Au printemps 1986, le requérant, licencié en droit de

l'université de Lausanne, se présenta aux examens d'avocat du canton

du Tessin.

Par lettre du 6 mai 1986, la commission d'examen informa le

requérant que ses épreuves écrites étaient insuffisantes et qu'il

n'était pas admis aux examens oraux. Le requérant contesta cette

notation.

Le 30 avril 1987, le requérant déposa une demande en dommages et

intérêts devant la deuxième chambre civile de la cour d'appel du canton

du Tessin contre les juges et avocats, membres de la commission

d'examen. Il leur reprocha d'avoir évalué d'une manière erronée ses

épreuves d'examen et demanda leur condamnation au paiement solidaire

de la somme de 1 299 343,60 FS. Il demanda en même temps la récusation

de tous les juges qui avaient été concernés, d'une manière ou d'une

autre, par les examens d'avocat soit par ceux du printemps 1986 soit

par les examens successifs de l'automne 1986 auxquels il s'était

présenté une deuxième fois sans succès.

L'affaire fut déférée à la deuxième chambre civile de la cour

d'appel, composée de juges qui n'avaient pas été membres des

commissions d'examen en cause.

Le 31 mars 1988, la procédure fut suspendue, en attendant la

motivation d'un arrêt du Tribunal fédéral relatif à la décision de la

commission d'examen et compte tenu d'une procédure pénale engagée par

le requérant à l'encontre d'un juge de la cour d'appel, membre de la

commission d'examen.

Le 22 juillet 1988, le requérant demanda la récusation de tous

les juges de la cour d'appel.

Après avoir reçu les observations de la partie adverse, le

président de la cour d'appel déclara le 5 avril 1989 la requête en

récusation recevable dans la mesure où elle était dirigée contre les

trois juges de la deuxième chambre civile et désigna trois autres juges

de la cour d'appel pour statuer sur la demande de récusation.

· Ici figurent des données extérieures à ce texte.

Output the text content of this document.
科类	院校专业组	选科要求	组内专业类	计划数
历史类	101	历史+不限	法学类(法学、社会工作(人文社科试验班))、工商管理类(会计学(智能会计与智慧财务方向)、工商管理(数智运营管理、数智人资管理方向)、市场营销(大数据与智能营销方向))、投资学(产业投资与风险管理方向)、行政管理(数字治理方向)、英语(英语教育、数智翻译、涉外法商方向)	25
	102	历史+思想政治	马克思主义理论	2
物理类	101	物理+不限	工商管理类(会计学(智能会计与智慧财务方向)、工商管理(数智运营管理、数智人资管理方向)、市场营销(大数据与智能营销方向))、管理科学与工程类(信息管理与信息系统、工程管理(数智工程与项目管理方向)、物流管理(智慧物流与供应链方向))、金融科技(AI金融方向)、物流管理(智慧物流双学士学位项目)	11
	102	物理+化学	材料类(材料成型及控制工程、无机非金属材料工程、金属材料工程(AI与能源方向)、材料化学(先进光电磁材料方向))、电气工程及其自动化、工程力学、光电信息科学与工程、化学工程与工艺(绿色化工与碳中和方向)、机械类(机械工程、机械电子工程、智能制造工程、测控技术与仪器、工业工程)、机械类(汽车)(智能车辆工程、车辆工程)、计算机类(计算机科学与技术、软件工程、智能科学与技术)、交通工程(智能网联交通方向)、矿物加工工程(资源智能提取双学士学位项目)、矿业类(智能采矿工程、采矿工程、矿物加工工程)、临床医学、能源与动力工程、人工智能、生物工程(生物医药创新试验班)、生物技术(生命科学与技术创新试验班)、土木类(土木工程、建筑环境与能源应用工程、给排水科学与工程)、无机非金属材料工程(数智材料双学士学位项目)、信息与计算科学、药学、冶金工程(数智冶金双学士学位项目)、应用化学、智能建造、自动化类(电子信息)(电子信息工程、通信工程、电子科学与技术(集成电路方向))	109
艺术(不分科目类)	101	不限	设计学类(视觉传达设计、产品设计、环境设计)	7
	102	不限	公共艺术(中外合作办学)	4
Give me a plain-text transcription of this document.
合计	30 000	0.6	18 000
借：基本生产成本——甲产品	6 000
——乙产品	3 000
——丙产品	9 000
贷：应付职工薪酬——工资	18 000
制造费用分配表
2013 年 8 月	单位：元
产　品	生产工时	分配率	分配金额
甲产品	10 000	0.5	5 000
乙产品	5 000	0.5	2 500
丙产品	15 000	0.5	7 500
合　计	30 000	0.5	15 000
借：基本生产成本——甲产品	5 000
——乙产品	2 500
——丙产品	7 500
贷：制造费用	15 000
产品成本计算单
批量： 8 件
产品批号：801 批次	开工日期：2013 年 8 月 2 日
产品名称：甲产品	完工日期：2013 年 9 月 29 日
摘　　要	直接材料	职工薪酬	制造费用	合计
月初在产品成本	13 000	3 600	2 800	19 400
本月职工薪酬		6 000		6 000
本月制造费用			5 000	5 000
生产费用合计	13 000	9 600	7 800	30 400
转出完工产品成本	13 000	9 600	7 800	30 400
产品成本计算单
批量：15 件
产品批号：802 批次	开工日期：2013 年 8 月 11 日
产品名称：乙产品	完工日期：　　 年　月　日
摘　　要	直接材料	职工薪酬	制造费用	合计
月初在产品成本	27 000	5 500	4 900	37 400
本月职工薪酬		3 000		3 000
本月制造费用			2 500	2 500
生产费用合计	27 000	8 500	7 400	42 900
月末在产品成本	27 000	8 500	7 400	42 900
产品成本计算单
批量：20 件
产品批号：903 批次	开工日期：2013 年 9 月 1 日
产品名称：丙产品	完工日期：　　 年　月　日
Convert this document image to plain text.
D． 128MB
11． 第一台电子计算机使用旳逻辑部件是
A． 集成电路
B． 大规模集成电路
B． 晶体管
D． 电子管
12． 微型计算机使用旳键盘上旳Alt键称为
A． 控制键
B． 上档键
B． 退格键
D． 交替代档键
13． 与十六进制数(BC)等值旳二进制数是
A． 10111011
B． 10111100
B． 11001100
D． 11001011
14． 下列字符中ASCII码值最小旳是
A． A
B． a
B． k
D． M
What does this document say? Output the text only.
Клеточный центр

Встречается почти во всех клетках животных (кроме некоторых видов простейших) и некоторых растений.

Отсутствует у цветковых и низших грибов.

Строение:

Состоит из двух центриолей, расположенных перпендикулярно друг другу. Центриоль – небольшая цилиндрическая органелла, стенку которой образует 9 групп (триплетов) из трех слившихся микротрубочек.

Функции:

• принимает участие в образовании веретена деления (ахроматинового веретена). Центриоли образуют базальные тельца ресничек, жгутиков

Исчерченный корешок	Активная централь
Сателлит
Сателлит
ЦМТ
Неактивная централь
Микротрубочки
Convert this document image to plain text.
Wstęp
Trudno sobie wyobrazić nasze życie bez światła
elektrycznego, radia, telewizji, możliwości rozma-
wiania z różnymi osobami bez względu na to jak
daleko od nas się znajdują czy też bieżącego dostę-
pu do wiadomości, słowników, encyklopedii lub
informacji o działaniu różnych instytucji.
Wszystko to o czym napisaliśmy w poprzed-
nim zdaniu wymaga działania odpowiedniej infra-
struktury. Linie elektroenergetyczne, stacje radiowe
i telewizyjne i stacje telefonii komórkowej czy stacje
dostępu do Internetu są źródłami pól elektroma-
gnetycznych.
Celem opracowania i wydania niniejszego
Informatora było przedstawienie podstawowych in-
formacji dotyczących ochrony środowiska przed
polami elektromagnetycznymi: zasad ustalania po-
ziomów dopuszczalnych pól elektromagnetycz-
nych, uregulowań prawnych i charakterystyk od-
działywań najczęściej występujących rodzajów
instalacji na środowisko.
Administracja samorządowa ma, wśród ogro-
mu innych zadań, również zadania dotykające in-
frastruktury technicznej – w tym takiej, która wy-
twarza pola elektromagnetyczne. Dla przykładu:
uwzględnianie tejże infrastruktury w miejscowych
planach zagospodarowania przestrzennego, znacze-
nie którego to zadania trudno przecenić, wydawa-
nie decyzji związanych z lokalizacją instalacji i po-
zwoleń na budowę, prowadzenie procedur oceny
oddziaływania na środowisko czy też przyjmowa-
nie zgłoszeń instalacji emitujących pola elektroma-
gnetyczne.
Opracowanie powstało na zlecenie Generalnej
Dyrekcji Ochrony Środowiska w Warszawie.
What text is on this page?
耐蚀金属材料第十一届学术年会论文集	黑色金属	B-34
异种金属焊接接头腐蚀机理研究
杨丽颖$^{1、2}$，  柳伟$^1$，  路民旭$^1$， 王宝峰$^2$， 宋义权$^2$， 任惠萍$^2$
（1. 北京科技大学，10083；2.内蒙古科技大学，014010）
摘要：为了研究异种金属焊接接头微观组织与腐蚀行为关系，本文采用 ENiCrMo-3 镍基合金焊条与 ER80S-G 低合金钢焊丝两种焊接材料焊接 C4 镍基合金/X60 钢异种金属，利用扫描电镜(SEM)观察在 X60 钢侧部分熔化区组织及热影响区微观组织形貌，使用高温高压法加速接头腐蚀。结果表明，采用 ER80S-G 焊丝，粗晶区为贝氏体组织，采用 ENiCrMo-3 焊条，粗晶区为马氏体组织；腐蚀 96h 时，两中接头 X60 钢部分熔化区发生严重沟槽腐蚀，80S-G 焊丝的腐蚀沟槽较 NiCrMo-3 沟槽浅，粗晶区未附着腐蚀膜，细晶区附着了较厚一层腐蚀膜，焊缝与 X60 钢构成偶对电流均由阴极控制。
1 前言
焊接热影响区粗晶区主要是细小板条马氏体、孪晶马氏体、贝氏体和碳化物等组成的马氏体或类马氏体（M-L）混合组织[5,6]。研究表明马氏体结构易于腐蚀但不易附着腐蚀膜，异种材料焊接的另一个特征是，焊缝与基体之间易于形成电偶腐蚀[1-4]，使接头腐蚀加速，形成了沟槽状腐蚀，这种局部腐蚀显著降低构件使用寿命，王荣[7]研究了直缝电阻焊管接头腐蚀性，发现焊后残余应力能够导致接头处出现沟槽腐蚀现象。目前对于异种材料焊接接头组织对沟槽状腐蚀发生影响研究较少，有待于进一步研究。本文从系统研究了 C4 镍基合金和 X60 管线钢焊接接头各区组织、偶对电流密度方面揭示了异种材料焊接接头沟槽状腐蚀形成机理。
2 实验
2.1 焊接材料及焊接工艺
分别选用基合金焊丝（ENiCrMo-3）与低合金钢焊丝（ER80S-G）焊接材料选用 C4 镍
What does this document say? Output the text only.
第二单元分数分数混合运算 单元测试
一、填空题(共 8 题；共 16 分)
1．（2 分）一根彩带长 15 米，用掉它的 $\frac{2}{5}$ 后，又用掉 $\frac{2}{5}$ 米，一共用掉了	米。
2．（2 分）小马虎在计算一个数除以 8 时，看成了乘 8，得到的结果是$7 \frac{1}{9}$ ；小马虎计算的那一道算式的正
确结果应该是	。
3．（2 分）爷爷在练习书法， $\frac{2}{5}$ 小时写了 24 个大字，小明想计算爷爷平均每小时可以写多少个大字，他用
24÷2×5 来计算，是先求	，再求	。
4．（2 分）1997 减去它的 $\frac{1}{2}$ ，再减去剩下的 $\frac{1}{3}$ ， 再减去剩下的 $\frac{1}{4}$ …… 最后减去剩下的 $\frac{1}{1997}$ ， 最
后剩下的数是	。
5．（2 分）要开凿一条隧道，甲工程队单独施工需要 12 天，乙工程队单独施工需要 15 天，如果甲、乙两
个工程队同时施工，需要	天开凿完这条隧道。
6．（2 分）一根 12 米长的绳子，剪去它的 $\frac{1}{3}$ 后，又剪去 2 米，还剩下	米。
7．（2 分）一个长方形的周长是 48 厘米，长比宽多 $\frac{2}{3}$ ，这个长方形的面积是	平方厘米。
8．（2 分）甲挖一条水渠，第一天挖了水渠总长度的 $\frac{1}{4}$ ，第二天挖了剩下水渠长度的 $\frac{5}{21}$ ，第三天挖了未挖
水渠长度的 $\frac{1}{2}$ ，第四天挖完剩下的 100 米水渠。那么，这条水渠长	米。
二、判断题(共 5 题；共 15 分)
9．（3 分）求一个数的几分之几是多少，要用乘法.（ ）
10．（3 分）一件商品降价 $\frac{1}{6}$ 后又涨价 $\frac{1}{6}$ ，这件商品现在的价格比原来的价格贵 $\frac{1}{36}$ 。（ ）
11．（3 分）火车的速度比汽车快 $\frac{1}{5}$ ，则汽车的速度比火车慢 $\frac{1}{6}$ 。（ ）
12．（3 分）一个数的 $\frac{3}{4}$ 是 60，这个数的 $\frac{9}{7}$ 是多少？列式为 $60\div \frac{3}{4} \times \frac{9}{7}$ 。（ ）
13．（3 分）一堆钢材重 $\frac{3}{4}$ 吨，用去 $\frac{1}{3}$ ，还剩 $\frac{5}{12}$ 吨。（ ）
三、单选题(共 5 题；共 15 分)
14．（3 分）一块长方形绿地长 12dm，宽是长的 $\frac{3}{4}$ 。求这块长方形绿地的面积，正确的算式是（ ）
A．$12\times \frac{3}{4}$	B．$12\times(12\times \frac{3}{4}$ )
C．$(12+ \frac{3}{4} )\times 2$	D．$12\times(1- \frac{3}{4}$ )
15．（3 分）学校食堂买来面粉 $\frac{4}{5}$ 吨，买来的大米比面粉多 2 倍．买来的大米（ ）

Le Tribunal fédéral annula cette décision par arrêt du

8 septembre 1989. Il estima qu'en cas de récusation de tous les membres

la cour d'appel, il aurait fallu procéder conformément à l'article 26

de la loi sur l'organisation judiciaire (legge organica giudiziaria)

du canton du Tessin. Cette disposition est ainsi libellée :

(Traduction)

"Si la cour est récusée dans son ensemble, le président en

informe le Conseil d'Etat pour qu'il constitue une cour

d'appel extraordinaire.

Le Conseil d'Etat la constitue par tirage au sort, en

audience publique, parmi le triple nombre de personnes

remplissant les conditions pour être juge d'appel et en

désigne le président."

(Italien)

"Se è ricusato l'intiero Tribunale, il presidente ne dà

avviso al Consiglio di Stato perchè costituisca un

Tribunale d'appello straordinario.

Il Consiglio di Stato lo costituisce mediante sorteggio, in

seduta pubblica, sopra un numero triplice di persone aventi

i requisiti per essere giudici d'appello e ne designa il

presidente."

Le Conseil d'Etat procéda alors, conformément à cette

disposition, à la constitution de la chambre civile extraordinaire.

Celle-ci rejeta la requête en récusation par arrêt du

25 octobre 1990. La chambre civile extraordinaire ne révéla aucun motif

de récusation ou d'exclusion à l'égard des juges de la deuxième chambre

civile ou des autres juges de la cour d'appel.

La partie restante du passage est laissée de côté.